Clinical Presentation
- Neonatal jaundice.
- Acute hemolytic anemia in response to oxidant stress, e.g. drugs, fava beans or infections.
- The acute hemolytic anemia is caused by rapidly developing intravascular hemolysis with hemoglobinuria.
- The anemia may be self‐limiting as new young red cells are made with near normal enzyme levels.
- The common denominator of these drugs is their interaction with hemoglobin and oxygen, thus accelerating the intracellular formation of H2O2 and other oxidizing radicals.
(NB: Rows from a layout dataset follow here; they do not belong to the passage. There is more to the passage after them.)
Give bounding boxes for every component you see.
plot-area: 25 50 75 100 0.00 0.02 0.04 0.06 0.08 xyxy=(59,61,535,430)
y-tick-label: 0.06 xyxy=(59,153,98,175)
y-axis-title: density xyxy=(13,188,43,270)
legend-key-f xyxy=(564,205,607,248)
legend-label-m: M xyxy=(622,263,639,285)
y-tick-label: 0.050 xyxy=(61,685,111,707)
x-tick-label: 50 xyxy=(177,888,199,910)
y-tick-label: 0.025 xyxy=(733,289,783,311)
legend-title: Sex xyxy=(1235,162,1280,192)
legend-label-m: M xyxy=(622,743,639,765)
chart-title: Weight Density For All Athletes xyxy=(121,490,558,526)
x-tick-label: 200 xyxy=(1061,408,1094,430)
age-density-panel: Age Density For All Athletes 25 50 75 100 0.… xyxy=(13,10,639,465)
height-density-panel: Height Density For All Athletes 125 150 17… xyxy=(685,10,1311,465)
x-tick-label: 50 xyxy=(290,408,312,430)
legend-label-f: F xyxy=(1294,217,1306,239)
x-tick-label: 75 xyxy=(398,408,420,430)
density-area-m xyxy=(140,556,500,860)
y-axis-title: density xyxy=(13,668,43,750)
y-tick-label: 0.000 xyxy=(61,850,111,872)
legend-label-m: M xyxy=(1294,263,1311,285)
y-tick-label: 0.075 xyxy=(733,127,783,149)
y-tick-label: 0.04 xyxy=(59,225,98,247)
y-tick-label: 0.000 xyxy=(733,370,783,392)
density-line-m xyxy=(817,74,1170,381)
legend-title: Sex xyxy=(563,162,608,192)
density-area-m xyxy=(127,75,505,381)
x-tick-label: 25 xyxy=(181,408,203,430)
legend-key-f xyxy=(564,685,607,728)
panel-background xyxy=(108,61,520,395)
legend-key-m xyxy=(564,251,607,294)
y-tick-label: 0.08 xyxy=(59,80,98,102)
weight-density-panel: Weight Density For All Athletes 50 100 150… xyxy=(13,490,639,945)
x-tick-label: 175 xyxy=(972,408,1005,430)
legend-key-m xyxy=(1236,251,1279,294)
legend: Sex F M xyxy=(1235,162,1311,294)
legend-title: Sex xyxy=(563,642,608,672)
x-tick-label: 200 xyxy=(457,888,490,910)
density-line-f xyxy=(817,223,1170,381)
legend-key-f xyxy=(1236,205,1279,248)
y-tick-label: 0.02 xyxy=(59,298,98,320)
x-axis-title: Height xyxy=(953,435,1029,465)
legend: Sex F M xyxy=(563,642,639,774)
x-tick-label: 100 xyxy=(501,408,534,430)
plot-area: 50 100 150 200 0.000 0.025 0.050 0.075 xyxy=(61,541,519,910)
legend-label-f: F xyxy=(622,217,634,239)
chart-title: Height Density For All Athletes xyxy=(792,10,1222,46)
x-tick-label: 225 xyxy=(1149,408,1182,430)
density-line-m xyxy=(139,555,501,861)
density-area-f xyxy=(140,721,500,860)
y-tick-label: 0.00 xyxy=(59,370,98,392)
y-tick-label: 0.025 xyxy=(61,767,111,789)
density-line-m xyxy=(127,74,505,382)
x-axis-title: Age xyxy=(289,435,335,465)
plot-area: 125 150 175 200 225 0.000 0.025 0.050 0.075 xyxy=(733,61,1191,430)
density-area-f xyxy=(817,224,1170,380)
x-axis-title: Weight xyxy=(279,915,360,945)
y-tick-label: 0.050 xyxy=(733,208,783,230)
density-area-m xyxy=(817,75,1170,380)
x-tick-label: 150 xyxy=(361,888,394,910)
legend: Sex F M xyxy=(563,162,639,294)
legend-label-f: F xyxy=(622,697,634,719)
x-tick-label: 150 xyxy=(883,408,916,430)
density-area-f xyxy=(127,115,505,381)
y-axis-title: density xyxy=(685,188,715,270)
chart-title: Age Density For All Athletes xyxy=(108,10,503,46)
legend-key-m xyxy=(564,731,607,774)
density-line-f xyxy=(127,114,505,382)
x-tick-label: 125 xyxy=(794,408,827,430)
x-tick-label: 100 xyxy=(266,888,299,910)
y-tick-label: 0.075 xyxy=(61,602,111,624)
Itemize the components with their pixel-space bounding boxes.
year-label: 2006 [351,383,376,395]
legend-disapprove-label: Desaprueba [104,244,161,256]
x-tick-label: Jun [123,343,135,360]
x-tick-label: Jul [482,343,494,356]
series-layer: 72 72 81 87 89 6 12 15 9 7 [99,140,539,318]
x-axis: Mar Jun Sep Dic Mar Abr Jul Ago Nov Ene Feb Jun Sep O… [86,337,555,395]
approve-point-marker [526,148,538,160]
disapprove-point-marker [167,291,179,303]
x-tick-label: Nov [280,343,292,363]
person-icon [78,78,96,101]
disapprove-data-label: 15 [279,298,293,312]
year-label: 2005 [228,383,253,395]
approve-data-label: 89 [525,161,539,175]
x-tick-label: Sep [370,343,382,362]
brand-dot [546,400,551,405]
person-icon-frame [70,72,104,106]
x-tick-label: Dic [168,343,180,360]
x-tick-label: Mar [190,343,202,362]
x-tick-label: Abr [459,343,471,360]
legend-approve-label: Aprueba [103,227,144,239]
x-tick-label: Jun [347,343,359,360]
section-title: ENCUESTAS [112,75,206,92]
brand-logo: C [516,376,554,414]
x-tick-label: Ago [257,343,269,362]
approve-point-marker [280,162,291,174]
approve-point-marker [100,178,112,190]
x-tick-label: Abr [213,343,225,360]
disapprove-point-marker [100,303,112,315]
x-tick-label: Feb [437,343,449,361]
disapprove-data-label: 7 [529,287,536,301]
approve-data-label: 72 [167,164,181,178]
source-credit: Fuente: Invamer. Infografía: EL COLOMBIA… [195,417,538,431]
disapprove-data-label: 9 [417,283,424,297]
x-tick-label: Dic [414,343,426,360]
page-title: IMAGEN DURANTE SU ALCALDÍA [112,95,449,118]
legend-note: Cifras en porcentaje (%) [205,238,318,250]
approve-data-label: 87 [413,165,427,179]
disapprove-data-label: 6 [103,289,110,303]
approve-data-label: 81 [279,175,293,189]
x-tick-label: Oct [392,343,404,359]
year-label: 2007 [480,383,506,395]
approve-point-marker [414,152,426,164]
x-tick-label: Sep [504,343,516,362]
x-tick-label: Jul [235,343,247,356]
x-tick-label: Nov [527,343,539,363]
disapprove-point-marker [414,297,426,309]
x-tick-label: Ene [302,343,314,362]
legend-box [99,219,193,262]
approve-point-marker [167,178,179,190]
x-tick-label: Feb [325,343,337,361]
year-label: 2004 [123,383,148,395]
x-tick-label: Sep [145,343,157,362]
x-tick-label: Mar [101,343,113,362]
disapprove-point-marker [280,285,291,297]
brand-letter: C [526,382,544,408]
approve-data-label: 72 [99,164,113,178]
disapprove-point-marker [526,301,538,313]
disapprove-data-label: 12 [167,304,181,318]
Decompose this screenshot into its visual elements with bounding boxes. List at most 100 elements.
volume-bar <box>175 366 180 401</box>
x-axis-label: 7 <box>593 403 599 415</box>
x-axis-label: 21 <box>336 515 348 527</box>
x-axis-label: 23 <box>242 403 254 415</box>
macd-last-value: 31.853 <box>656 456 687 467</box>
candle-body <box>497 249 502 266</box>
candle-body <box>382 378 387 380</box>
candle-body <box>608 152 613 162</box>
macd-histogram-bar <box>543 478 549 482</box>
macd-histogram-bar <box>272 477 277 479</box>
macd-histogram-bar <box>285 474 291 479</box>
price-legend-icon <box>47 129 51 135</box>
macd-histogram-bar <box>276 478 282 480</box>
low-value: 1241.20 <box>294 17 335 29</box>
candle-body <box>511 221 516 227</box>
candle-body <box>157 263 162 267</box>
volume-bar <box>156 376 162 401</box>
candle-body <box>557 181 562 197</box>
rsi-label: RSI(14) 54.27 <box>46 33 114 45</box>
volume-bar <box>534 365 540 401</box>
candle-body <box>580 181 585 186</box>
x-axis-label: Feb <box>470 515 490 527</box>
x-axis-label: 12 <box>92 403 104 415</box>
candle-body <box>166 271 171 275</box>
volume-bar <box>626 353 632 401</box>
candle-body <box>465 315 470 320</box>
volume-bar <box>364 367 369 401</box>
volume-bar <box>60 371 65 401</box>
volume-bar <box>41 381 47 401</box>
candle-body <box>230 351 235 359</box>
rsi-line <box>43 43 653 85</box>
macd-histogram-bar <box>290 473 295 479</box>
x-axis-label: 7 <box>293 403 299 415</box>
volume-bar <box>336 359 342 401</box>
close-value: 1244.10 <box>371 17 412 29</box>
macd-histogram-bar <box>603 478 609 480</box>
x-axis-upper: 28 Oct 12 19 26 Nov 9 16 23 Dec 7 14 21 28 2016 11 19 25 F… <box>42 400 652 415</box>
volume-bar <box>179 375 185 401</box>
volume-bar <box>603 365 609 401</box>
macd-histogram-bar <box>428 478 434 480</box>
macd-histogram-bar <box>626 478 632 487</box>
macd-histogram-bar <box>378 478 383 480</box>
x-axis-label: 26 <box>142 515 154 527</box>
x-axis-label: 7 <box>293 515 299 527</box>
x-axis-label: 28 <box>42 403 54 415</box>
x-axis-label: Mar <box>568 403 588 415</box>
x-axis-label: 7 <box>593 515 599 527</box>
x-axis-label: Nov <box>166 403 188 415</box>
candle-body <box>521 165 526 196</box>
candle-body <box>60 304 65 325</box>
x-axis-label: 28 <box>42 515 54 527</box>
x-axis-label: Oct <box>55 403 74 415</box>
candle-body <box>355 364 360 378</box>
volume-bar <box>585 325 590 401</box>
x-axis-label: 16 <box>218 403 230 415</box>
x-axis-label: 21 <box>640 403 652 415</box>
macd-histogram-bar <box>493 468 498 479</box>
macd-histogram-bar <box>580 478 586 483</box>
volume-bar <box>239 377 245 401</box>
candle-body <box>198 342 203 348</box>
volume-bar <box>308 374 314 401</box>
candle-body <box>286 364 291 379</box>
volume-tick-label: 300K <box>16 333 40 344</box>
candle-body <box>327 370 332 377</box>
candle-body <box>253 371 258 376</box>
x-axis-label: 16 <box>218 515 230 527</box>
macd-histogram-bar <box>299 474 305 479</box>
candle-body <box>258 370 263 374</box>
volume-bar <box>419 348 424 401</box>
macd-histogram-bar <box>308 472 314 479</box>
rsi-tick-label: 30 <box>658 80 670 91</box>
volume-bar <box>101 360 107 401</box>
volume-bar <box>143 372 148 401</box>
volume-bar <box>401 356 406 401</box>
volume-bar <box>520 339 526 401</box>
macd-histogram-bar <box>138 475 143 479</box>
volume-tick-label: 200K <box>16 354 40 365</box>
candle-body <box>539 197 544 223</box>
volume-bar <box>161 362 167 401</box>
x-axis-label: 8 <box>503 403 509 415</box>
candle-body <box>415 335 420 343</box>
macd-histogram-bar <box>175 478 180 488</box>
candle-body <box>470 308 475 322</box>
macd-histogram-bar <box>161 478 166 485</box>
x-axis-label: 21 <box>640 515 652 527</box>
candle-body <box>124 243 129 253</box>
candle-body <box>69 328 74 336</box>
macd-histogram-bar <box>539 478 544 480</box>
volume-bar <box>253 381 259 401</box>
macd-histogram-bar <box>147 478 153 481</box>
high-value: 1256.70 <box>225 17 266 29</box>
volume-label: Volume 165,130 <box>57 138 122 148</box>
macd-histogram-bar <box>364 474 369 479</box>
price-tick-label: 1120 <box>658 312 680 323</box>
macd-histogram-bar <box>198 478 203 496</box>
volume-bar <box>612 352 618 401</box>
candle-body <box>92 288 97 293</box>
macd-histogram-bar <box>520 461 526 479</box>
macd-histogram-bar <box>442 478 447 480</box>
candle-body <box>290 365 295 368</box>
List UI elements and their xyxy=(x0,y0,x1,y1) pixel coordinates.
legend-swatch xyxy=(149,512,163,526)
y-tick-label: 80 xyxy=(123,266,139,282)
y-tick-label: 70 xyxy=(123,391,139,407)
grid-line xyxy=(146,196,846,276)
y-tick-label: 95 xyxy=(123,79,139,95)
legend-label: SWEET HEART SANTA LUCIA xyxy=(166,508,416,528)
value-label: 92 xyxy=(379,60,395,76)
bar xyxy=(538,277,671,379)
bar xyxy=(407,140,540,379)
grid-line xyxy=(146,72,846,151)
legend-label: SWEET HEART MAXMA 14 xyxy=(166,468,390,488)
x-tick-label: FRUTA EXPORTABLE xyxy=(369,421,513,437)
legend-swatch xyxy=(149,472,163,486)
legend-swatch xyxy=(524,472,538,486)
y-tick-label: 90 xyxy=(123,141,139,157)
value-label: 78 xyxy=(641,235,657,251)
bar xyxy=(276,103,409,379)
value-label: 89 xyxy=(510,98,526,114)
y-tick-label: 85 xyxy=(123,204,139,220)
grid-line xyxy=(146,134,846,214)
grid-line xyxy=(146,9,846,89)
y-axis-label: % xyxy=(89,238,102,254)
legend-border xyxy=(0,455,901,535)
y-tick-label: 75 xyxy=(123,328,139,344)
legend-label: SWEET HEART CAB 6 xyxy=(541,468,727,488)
- Fava beans (Vica fava) contain an oxidant chemical, divicine. Unlike other agents capable of inducing hemolysis, the fava bean is toxic for only some G6PD-deficient individuals. Class II variants, such as G6PD Mediterranean and in some of the Asian G6PD variants. Africans and African Americans with G6PD deficiency are much less susceptible.
- A variety of infectious agents has been implicated: Salmonella, Escherichia coli, β-hemolytic streptococci, and rickettsiae. Hemolysis is particularly prominent in G6PD-deficient individuals with viral hepatitis.
- Rarely, a congenital non‐spherocytic hemolytic anemia.